She was of the stock of Thorold, this young wife, sheriffs of Lincolnshire and a devout and noble family. It had been like garlanding of a bull with flowers, this wedding of her sweet gentleness with the stormy Saxon earl. Yet from the first she had had influence with him. He bore her humorously, one moment reverencing her, the next loving to bring the shameful scarlet to her cheek, and then to crush her about with his arms in mighty protection and ownership. She had a soft white beauty like a rose, and it was good thus to hold her full fragrance against his breast.

Now, trembling a little and her eyes cast down, she sought Father Thomas, the chaplain of the house, and told him all. Was she justified in the venture? she asked him, her voice scarcely audible.

The man was young and erotic, under his habit a sickly craver of emotions. He would often in his inmost soul gloat upon a dream, a thought—wild and scarce conceivable; yet the authority of his cloth was potent. It was a swooning experience to him to be near her day by day, to feel the leaning of her soul towards his, to handle the soft places of her conscience. Accepting what was regard for his office as regard for the priest, he would whisper to himself: “Even greater miracles have come to pass.” Wherefore now, moistening his dry lips and thinking of her loveliness, he answered her with the Greek proverb: “A little evil is a great good. You are justified, my daughter.”

She turned and fled from him with a strangled cry. Perhaps she had hoped against hope to find her venture banned by Mother Church; perhaps, unrecognised by herself, the pure spirit in her had recoiled from contact with a thing unclean. Yet he was God’s servant, and he had spoken.

For days after, awaiting the ordeal, she walked as in a nightmare, a rose of fever in her cheek. She named the hour of her trial, and sent her herald forth to cry it, and to pray all human creatures of their love to spare her shame, since she was consecrating her womanhood to their salvation, and offering herself for their sakes to be exposed on this pillory. And a sound like a wind went throughout the town, and each soul there, from thrall to freedman, kindled like dull fire blown upon, and dropped upon his knees to call the bitter curse of Heaven on him that should prove a traitor to such trust.

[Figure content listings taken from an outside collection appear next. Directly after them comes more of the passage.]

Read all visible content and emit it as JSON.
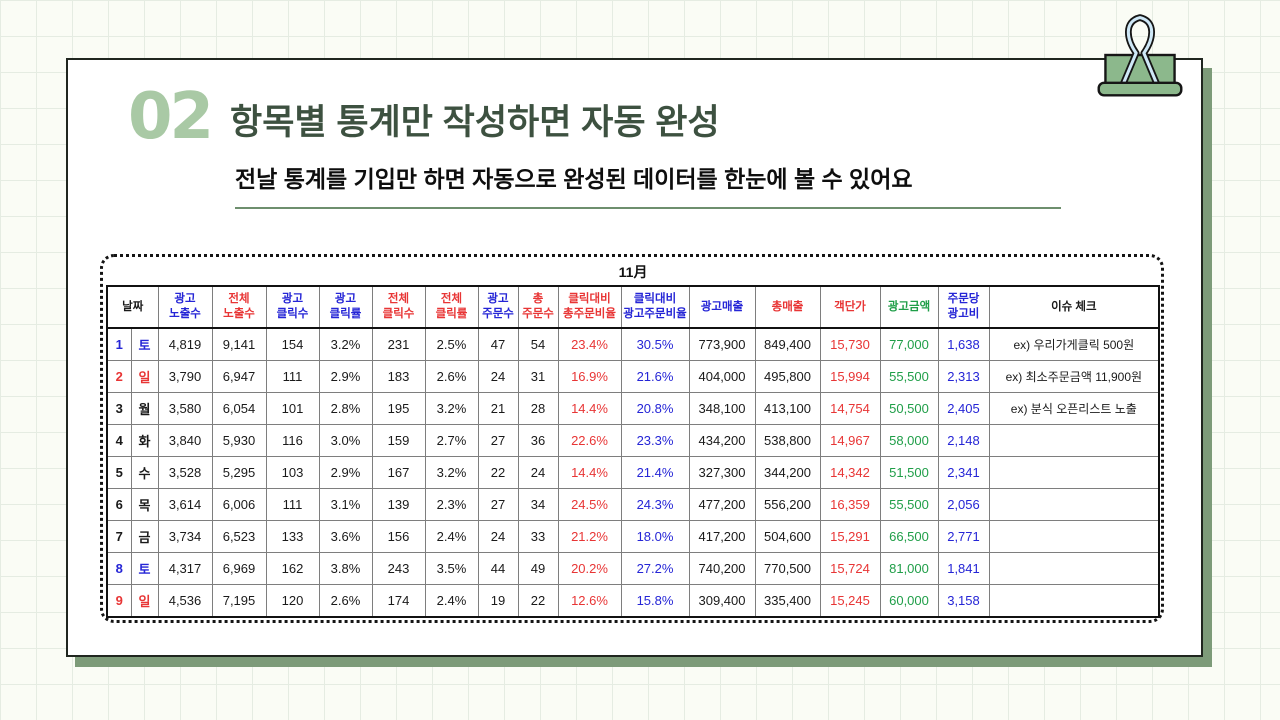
{
  "slide": {
    "number": "02",
    "title": "항목별 통계만 작성하면 자동 완성",
    "subtitle": "전날 통계를 기입만 하면 자동으로 완성된 데이터를 한눈에 볼 수 있어요"
  },
  "colors": {
    "accent_light_green": "#a9c9a5",
    "accent_dark_green": "#3d5140",
    "divider_green": "#6e8f6e",
    "card_shadow_green": "#7d9b79",
    "clip_green": "#8cb88c",
    "clip_wire_blue": "#cfe8f7",
    "text_blue": "#2525d6",
    "text_red": "#e83535",
    "text_green": "#1f9e48",
    "text_black": "#1a1a1a"
  },
  "table": {
    "month_label": "11月",
    "columns": [
      {
        "lines": [
          "날짜"
        ],
        "color": "black",
        "span": 2
      },
      {
        "lines": [
          "광고",
          "노출수"
        ],
        "color": "blue"
      },
      {
        "lines": [
          "전체",
          "노출수"
        ],
        "color": "red"
      },
      {
        "lines": [
          "광고",
          "클릭수"
        ],
        "color": "blue"
      },
      {
        "lines": [
          "광고",
          "클릭률"
        ],
        "color": "blue"
      },
      {
        "lines": [
          "전체",
          "클릭수"
        ],
        "color": "red"
      },
      {
        "lines": [
          "전체",
          "클릭률"
        ],
        "color": "red"
      },
      {
        "lines": [
          "광고",
          "주문수"
        ],
        "color": "blue"
      },
      {
        "lines": [
          "총",
          "주문수"
        ],
        "color": "red"
      },
      {
        "lines": [
          "클릭대비",
          "총주문비율"
        ],
        "color": "red"
      },
      {
        "lines": [
          "클릭대비",
          "광고주문비율"
        ],
        "color": "blue"
      },
      {
        "lines": [
          "광고매출"
        ],
        "color": "blue"
      },
      {
        "lines": [
          "총매출"
        ],
        "color": "red"
      },
      {
        "lines": [
          "객단가"
        ],
        "color": "red"
      },
      {
        "lines": [
          "광고금액"
        ],
        "color": "green"
      },
      {
        "lines": [
          "주문당",
          "광고비"
        ],
        "color": "blue"
      },
      {
        "lines": [
          "이슈 체크"
        ],
        "color": "black"
      }
    ],
    "value_colors": [
      "black",
      "black",
      "black",
      "black",
      "black",
      "black",
      "black",
      "black",
      "red",
      "blue",
      "black",
      "black",
      "red",
      "green",
      "blue"
    ],
    "rows": [
      {
        "no": "1",
        "day": "토",
        "tone": "blue",
        "values": [
          "4,819",
          "9,141",
          "154",
          "3.2%",
          "231",
          "2.5%",
          "47",
          "54",
          "23.4%",
          "30.5%",
          "773,900",
          "849,400",
          "15,730",
          "77,000",
          "1,638"
        ],
        "issue": "ex) 우리가게클릭 500원"
      },
      {
        "no": "2",
        "day": "일",
        "tone": "red",
        "values": [
          "3,790",
          "6,947",
          "111",
          "2.9%",
          "183",
          "2.6%",
          "24",
          "31",
          "16.9%",
          "21.6%",
          "404,000",
          "495,800",
          "15,994",
          "55,500",
          "2,313"
        ],
        "issue": "ex) 최소주문금액 11,900원"
      },
      {
        "no": "3",
        "day": "월",
        "tone": "black",
        "values": [
          "3,580",
          "6,054",
          "101",
          "2.8%",
          "195",
          "3.2%",
          "21",
          "28",
          "14.4%",
          "20.8%",
          "348,100",
          "413,100",
          "14,754",
          "50,500",
          "2,405"
        ],
        "issue": "ex) 분식 오픈리스트 노출"
      },
      {
        "no": "4",
        "day": "화",
        "tone": "black",
        "values": [
          "3,840",
          "5,930",
          "116",
          "3.0%",
          "159",
          "2.7%",
          "27",
          "36",
          "22.6%",
          "23.3%",
          "434,200",
          "538,800",
          "14,967",
          "58,000",
          "2,148"
        ],
        "issue": ""
      },
      {
        "no": "5",
        "day": "수",
        "tone": "black",
        "values": [
          "3,528",
          "5,295",
          "103",
          "2.9%",
          "167",
          "3.2%",
          "22",
          "24",
          "14.4%",
          "21.4%",
          "327,300",
          "344,200",
          "14,342",
          "51,500",
          "2,341"
        ],
        "issue": ""
      },
      {
        "no": "6",
        "day": "목",
        "tone": "black",
        "values": [
          "3,614",
          "6,006",
          "111",
          "3.1%",
          "139",
          "2.3%",
          "27",
          "34",
          "24.5%",
          "24.3%",
          "477,200",
          "556,200",
          "16,359",
          "55,500",
          "2,056"
        ],
        "issue": ""
      },
      {
        "no": "7",
        "day": "금",
        "tone": "black",
        "values": [
          "3,734",
          "6,523",
          "133",
          "3.6%",
          "156",
          "2.4%",
          "24",
          "33",
          "21.2%",
          "18.0%",
          "417,200",
          "504,600",
          "15,291",
          "66,500",
          "2,771"
        ],
        "issue": ""
      },
      {
        "no": "8",
        "day": "토",
        "tone": "blue",
        "values": [
          "4,317",
          "6,969",
          "162",
          "3.8%",
          "243",
          "3.5%",
          "44",
          "49",
          "20.2%",
          "27.2%",
          "740,200",
          "770,500",
          "15,724",
          "81,000",
          "1,841"
        ],
        "issue": ""
      },
      {
        "no": "9",
        "day": "일",
        "tone": "red",
        "values": [
          "4,536",
          "7,195",
          "120",
          "2.6%",
          "174",
          "2.4%",
          "19",
          "22",
          "12.6%",
          "15.8%",
          "309,400",
          "335,400",
          "15,245",
          "60,000",
          "3,158"
        ],
        "issue": ""
      }
    ]
  }
}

And Godiva heard and sighed; yet she could not escape that sense of soilure in her, since to a spotless soul it is defilement enough to be outraged in a dreamer’s thought. “O, Mother Mary, ward and hide me!” she prayed perpetually.

Her lord learned the truth amazed. She was resolved, then, after all? She would take him at his word to browbeat and defy him? Yet he would not interfere, nor move one step to control her. But ever in his frowning eyes was a shadow like death, and on his lips a muttered curse: “Will she do it? Will she do it? A wanton—no wife of mine.” And, thinking so, he let her have her way, even to the brief command of all his house and borough.

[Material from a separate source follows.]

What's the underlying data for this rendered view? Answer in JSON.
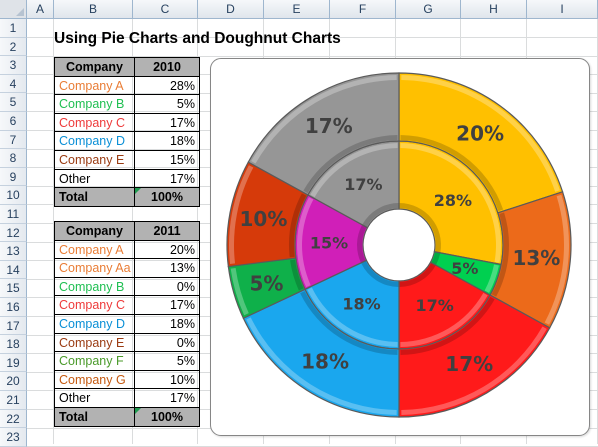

Now, on that day of sacrifice, by noon all Coventry was like a city of the dead. The last step had echoed from its streets; the voice of lean barter was hushed; behind veiled windows a thousand ears were strained in thrill and ecstasy to hear the tinkle of a palfry’s feet upon the stones without. Only one sacrilegious hound, doomed to eternal infamy, could be found to slur the honest record—a small, livid-faced man, slinking like a fearful thief, his cowl pulled over his eyes, up the steps of the Byward tower by the castle gate. Father Thomas it was, who had left Godiva in the chapel prostrate before the figure of the Virgin, praying for strength to do her part. It was only right, he told himself, licking his pale lips, that the Church should sanction this live-offering by its presence.

The Castle had fallen as silent as the town. Its inmates whispered apart, or wept if they were women. Its great gate was flung open, its battlements were deserted, its windows stopped and eyeless; only in the courtyard a single creamy jennet, fastened to a pillar, champed and fretted for her rider.

The frowning Leofric, his ear bent to a curtain close at hand, fingered his sword-hilt as he waited listening. His fair Saxon face, clean-shaved but for the corn-coloured beard which forked from its chin like a swallow’s tail, was flushed a deep red; the muscles of his bare arms and thighs, white against his purple gold-hemmed tunic, twitched spasmodically; the leggings of twisted gold upon his calves seemed to undulate like snake-skin.

“She shall die first!” he kept muttering to himself. “She shall die first!”